Шрифт:
Закладка:
Ирония состоит в том, что столь осуждаемая сегодня в Америке перемена германской позиции в последующем и постепенно устанавливающемся понимании немцев позиция американцев в Берлинском кризисе имеет свою исходную точку. Прежде всего было много безмолвной досады и громкого оплакивания относительно "позорной стены". Затем, мало-помалу, возник вопрос: "Да, что же могли бы сделать американцы?" Они именно в Берлине при чрезвычайном обострении легко попали бы в положение, когда должны были бы сделать первый выстрел (у русских имелись возможности бескровной блокады); и они не смогли бы защищать Берлин без атомной эскалации или угрозы эскалации. Размышления о Берлинском кризисе и его возможном альтернативном ходе впервые привели многих немцев к осознанию того, что в действительности означала бы атомная война на немецкой земле – или стала бы означать; постепенно выработалось чувство "мы ещё раз пришли к этому"; позволило постепенно разочарованию стать облегчением; так что Кеннеди, в конце концов, спустя два года после строительства стены, мог быть встречен в Берлине с ликованием, в то время как прибывший с ним Аденауэр оставался незамеченным, как человек, который обещал слишком много.

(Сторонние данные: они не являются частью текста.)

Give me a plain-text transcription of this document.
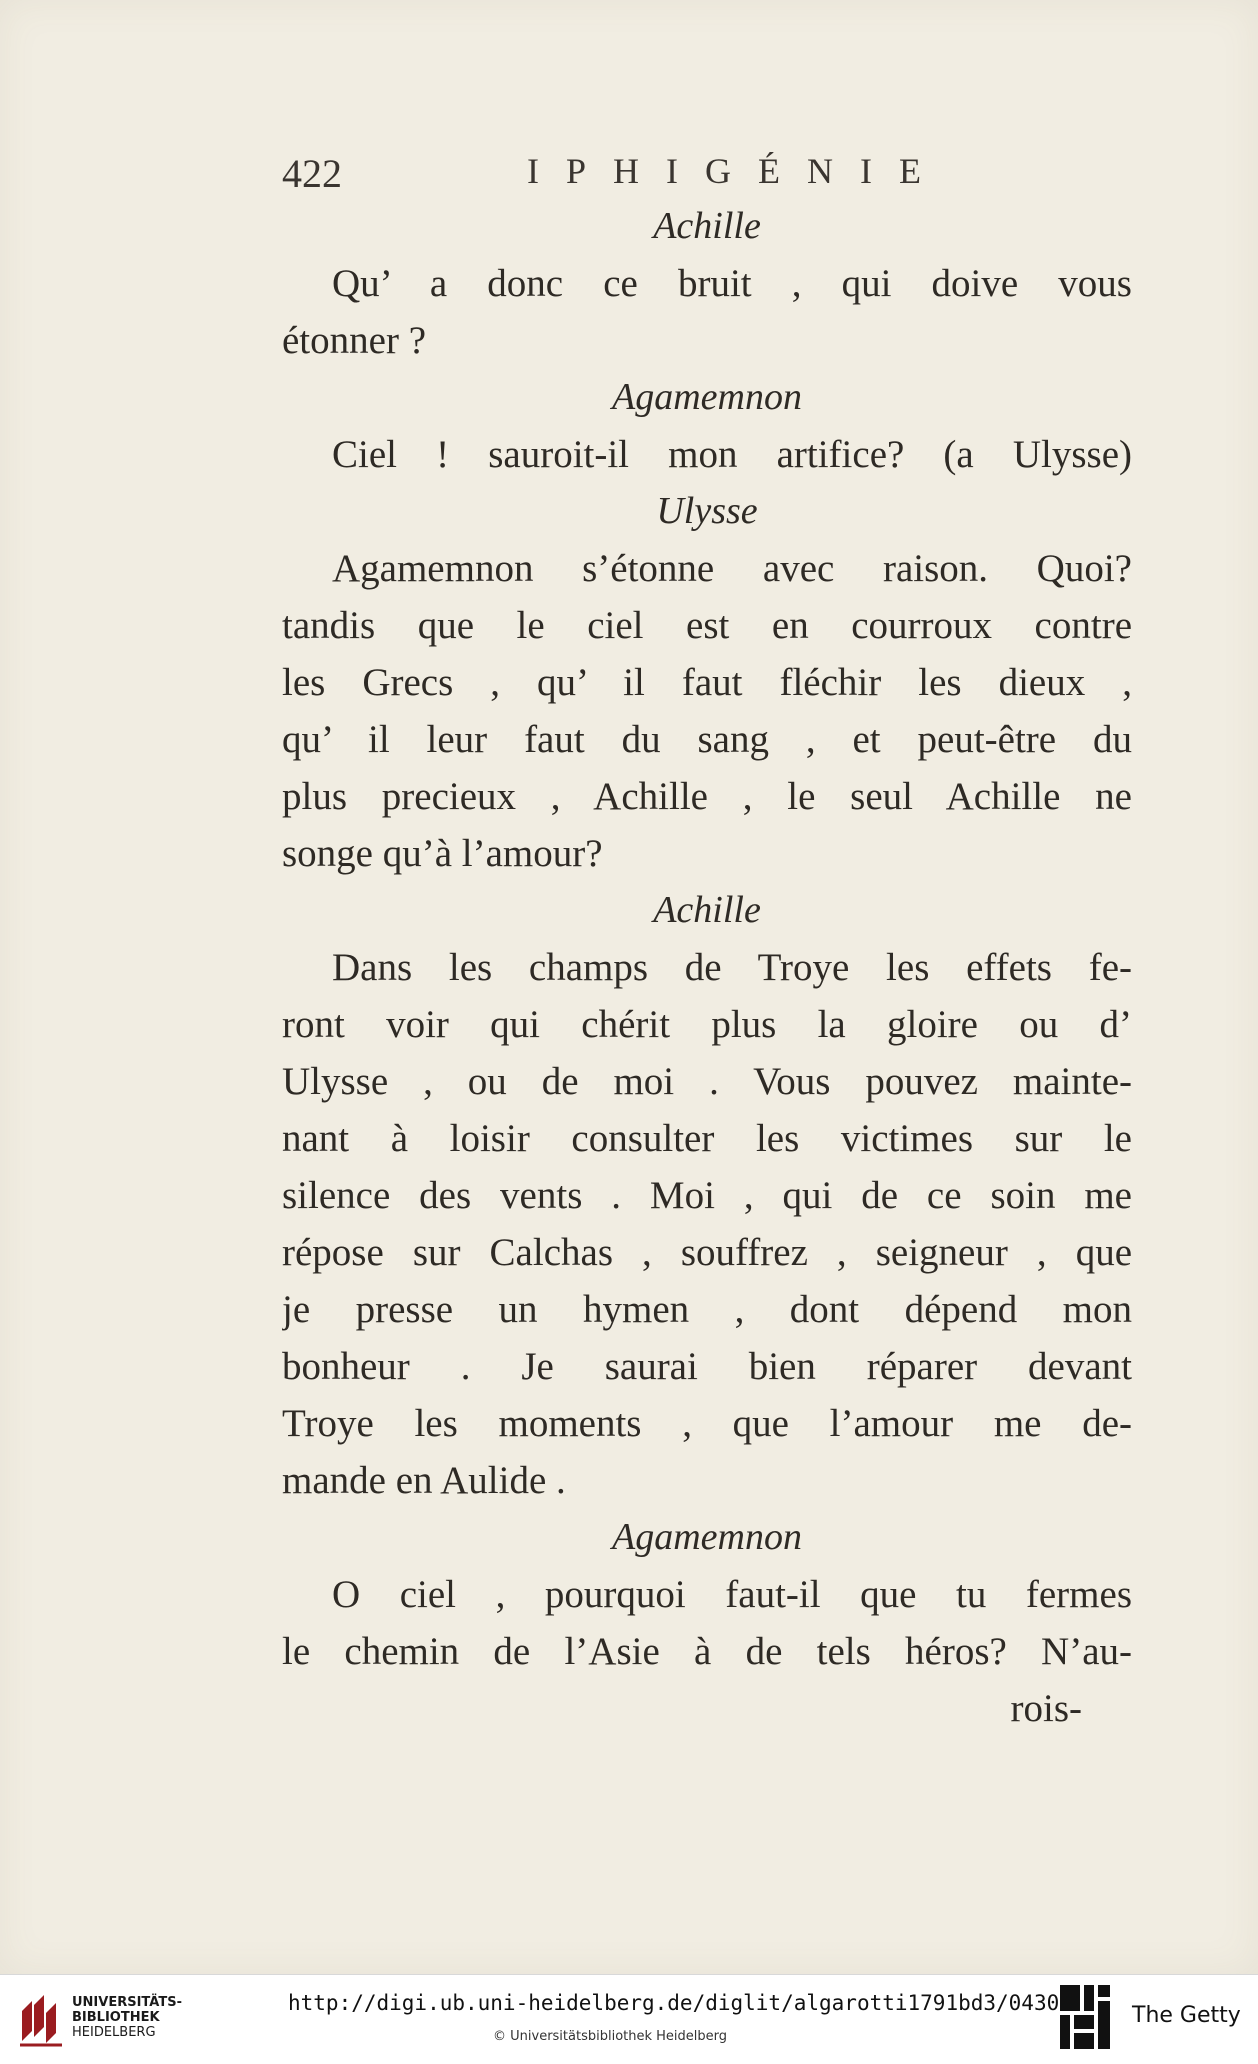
422	IPHIGÉNIE
Achille
Qu’ a donc ce bruit , qui doive vous
étonner ?
Agamemnon
Ciel ! sauroit-il mon artifice? (a Ulysse)
Ulysse
Agamemnon s’étonne avec raison. Quoi?
tandis que le ciel est en courroux contre
les Grecs , qu’ il faut fléchir les dieux ,
qu’ il leur faut du sang , et peut-être du
plus precieux , Achille , le seul Achille ne
songe qu’à l’amour?
Achille
Dans les champs de Troye les effets fe-
ront voir qui chérit plus la gloire ou d’
Ulysse , ou de moi . Vous pouvez mainte-
nant à loisir consulter les victimes sur le
silence des vents . Moi , qui de ce soin me
répose sur Calchas , souffrez , seigneur , que
je presse un hymen , dont dépend mon
bonheur . Je saurai bien réparer devant
Troye les moments , que l’amour me de-
mande en Aulide .
Agamemnon
O ciel , pourquoi faut-il que tu fermes
le chemin de l’Asie à de tels héros? N’au-
rois-
UNIVERSITÄTS-
BIBLIOTHEK
HEIDELBERG
http://digi.ub.uni-heidelberg.de/diglit/algarotti1791bd3/0430
© Universitätsbibliothek Heidelberg
The Getty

Как известно, Берлинская стена была началом конца периода Аденауэра. Тогда начался левый сдвиг в политике ФРГ, продолжавшийся на протяжении всех шестидесятых, до смены власти в 1969 году, который сделал возможным внешнеполитический эпохальный перелом 1970-1971 гг. Однако было бы поверхностно рассматривать смену взглядов, которая тогда начала происходить в Германии, только в партийно-политических определениях. Партийно-политически это выглядит совершенно принадлежащим к тому времени, которое здесь будет описано, после новой смены власти. Примечательным, однако, является то, что она ничего существенного больше не изменила бы в трансформировавшейся базовой позиции Федеративной Республики.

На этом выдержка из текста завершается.